Stem Cell Researcher Defends His Work
SEOUL, South Korea, Dec. 16, 2005 — -- Stem cell researcher Hwang Woo Suk denied allegations made by his close colleague that he faked results in a paper published in the journal Science, but admitted that there was "irretrievable human error" in the process.
The colleague, Dr. Roh Sung Il, an executive at MizMedi Hospital in Seoul, surprised scientists worldwide by announcing Thursday that Hwang had told him nine or even possibly all of the 11 patient-specific embryonic stem cells reported in the Science article earlier this year did not exist.
Hwang defended his work at a news conference on Friday, saying he could prove the existence if given more time. He also struck back by raising concerns that "someone might have switched the original stem cells to a fake one from Roh's laboratory."
Immediately after Hwang's nationally televised live news conference, Roh emotionally rebutted Hwang's suspicions, saying he would not be a "sacrificial lamb" while Hwang tried to escape from the crisis.
Hwang's research has been the center of global controversy because it involves humanly created and destroyable human embryos. In theory, if the technology becomes viable, biological "replacement parts" of a patient donor could be generated, which has been the ultimate hope for patients with rare neurological diseases and spinal cord injuries.
Prior to this and other allegations, Hwang was revered by scientists for his recent work that uses a cloning method called somatic-cell nuclear transfer to create lines of genetically identical stem cells.
Hwang's Seoul National University lab and Roh's MizMedi Hospital worked closely together on the project. Hwang was in charge of the nuclear transfer and Roh in charge of collecting eggs for nuclear injection in the primary stage and later generating stem cells from the nucleus.
In the midst of the blame game between the two sides, both agreed to retract the article from Science after agreement from the rest of the coauthors. The journal's editorial staff released a statement Friday morning saying they had been contacted by Hwang and his former colleague, University of Pittsburgh biomedical researcher Gerald Schatten, about a retraction, but that they would only honor the request if all 25 authors agreed to have their names removed.
Hwang says his request to withdrawal was not because he faked the stem cells, but because his 11-page study was tarnished by mistakes made in taking photographs and in the preservation of stem cells.
Among the series of suspicions questioning the validity of Hwang's research: South Korean scientists' concluding that some photos of the 11 stem cell colonies in the May article depicted the same group of cells.
Kim Sun-Jong, a junior researcher, told the South Korean broadcast network MBC that he was "told (by Hwang) to make pictures of 11 cells out of two" to make it appear "that there were more than there really were."
Hwang, however, said that he merely asked Kim to "take many photographs and allocate the best ones" for submission to Science, not to fabricate them.
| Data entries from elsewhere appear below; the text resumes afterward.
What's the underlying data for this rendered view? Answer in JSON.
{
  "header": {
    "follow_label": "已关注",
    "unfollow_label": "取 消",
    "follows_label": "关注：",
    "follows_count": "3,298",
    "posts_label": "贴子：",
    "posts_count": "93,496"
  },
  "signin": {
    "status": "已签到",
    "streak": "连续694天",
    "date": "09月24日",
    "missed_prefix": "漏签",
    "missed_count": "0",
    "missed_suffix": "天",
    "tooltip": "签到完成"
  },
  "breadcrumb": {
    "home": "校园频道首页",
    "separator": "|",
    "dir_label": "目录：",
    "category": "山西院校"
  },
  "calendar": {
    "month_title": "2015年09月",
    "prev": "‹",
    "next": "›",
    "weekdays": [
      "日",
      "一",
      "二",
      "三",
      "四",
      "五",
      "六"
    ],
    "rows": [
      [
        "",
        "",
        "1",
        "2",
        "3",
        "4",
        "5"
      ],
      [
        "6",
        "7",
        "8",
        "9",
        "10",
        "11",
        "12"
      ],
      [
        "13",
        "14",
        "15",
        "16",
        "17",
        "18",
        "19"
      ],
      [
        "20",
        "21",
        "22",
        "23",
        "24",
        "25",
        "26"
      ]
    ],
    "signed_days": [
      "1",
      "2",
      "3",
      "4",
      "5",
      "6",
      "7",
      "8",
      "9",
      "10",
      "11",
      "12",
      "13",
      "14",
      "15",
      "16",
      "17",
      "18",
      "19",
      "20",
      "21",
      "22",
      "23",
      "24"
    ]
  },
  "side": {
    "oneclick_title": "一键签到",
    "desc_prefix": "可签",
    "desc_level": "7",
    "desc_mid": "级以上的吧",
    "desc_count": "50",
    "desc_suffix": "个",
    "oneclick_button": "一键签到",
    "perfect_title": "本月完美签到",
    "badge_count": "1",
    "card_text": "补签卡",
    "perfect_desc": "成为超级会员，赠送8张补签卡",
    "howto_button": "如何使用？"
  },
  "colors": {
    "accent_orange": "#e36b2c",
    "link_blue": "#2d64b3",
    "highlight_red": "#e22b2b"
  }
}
Supporters of Hwang are holding out hope since Kim confirmed to a television network Friday that he believed the embryonic stem cells existed because he and seven other researchers cultured and successfully harvested eight stem cells, and three more were in the process.
Hwang believes that "someone with some purpose" may have switched his original patient-specific embryonic stem cells with fake ones, in the process of trying to recover from a fungus contamination at his laboratory, which damaged all six cells the team had at that time.
Hwang's team had delivered the damaged cells to Roh's MizMedi lab, which failed to recover them, but had two new different cells in storage. Hwang's team continued to culture those cells while creating the additional nine, but "recently we found that that some of these stem cells were not ours," he said.
Hwang, on Friday, requested an official investigation to clarify whether his cells were tampered with or replaced.
In spite of these allegations, Hwang pleaded that he would prove the existence of the original stem cells, announcing that he had already begun to defrost five stem cells that had been in storage.
These cells would be ready for a DNA authenticity test in about 10 days.
Hwang also suggested that he could replay the whole process as he kept the research diary and microfilms of the original research. But if none of the defrosted cells proved to be authentic, Hwang said he would be confident that the cells were purposely switched in the process.
"If all of those five cells turn out to be MizMedi's, I can only translate that my cells were all switched in the first stage," he said.
Roh also told reporters that MizMedi Hospital would conduct its own investigation with two remaining and frozen stem cells.